Song Number THREE: This Instrumental, composed by the Count is classic Basie. After a definitive statement of the tempo by the rhythm section, the brass establishes the riff, a fairly simple musical figure which will be repeated throughout the number, and each of the soloists take turns improvising on the theme with effects including sliding, slurring, and noises mimicking yells and cries; call and response. The tune was named after the Kansas City Hotel where many of the band members stayed and where the tune was rehearsed. It was a huge hit for Count Basie and the Basie band who did much "Jumpin' At The Woodside."
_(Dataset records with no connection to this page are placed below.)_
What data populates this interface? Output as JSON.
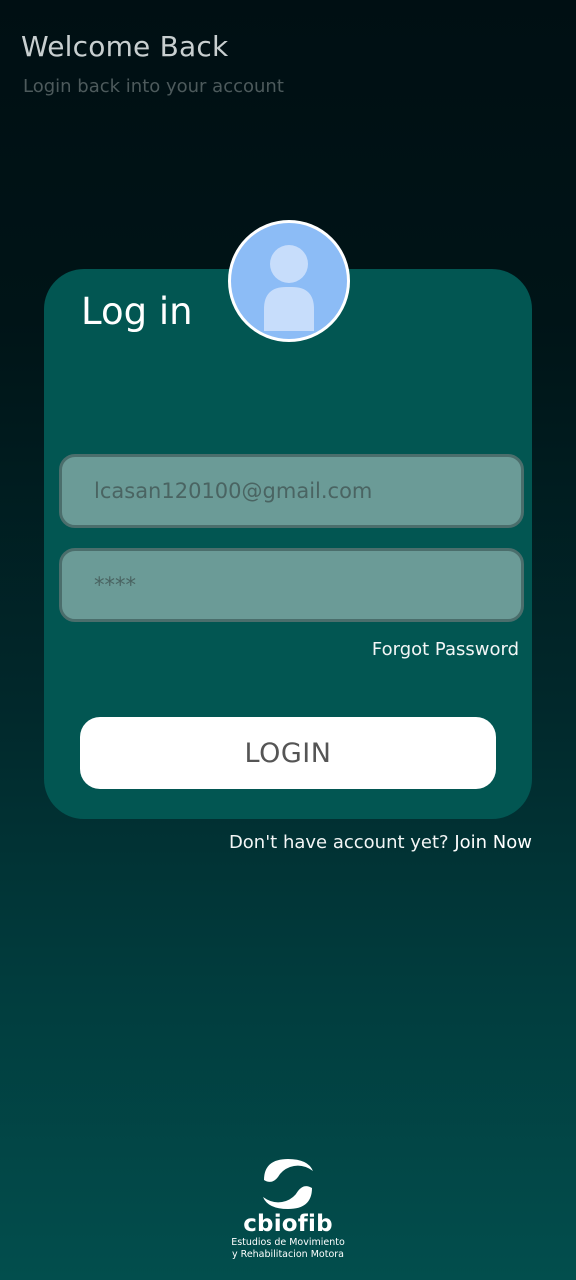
{
  "header": {
    "title": "Welcome Back",
    "subtitle": "Login back into your account"
  },
  "card": {
    "title": "Log in",
    "email_placeholder": "lcasan120100@gmail.com",
    "password_placeholder": "****",
    "forgot_password": "Forgot Password",
    "login_button": "LOGIN"
  },
  "signup": {
    "prompt": "Don't have account yet?",
    "link": "Join Now"
  },
  "logo": {
    "name": "cbiofib",
    "tagline_1": "Estudios de Movimiento",
    "tagline_2": "y Rehabilitacion Motora"
  },
  "icons": {
    "avatar": "user-avatar-icon",
    "logo_mark": "wave-logo-icon"
  },
  "colors": {
    "background_top": "#000f13",
    "background_bottom": "#024e4d",
    "card": "#025652",
    "field": "#6b9b97",
    "avatar": "#8cbcf6",
    "button": "#ffffff"
  }
}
Song Number FOUR: Helen Humes as a child played piano and organ in church.In 1938 she moved over from the Harry James band to succeeded Billie Holiday as the Basie female vocalist. She was a proficient blues singer, with a feeling for swing, however, the presence of Jimmie Rushing with the band left her singing mostly pop ballads. On this number, she sounds a lot like a young Ella Fitzgerald. She had a cheerful singing style of her own which always delighted the listener. She and Jimmie Rushing shared a pleasant demeanor which helped make the band a happy one. Listen to her rendition of Irvin Graham, Louis Haber, and Dorothy Sachs' hymn to the maid's night out: "Thursday."
Song Number FIVE: Two outstanding Basie band members did not fit the usually friendly easy-going mold of the Count and his band members: Billie Holiday and Lester Young. Each left early, but Young's stint with the band from 1936 to 1940 made jazz history. Young is remembered as one of the finest, and most influential tenor sax players of this and succeeding eras and for presaging much of the hipster ethos which came to be associated with jazz. While with Basie band, his relaxed style of playing was the polar opposite of Coleman Hawkins, then the dominant tenor player. His free floating improvisational style was in stark contrast with the band as well. Young was viewed as an eccentric by many. For instance, he created his own language that only his friends could understand, famously referring to a narcotics detective or policeman as a "Bob Crosby", a rehearsal as a "molly trolley", and an instrumentalist's keys or fingers as his "people". He dressed distinctively, especially in his trademark pork pie hat, predating hipsters such as Slim Gaillard and Dizzy Gillespie. This jazz landmark starts out as typical Basie when, in Basie's own words, " Lester Leaps In."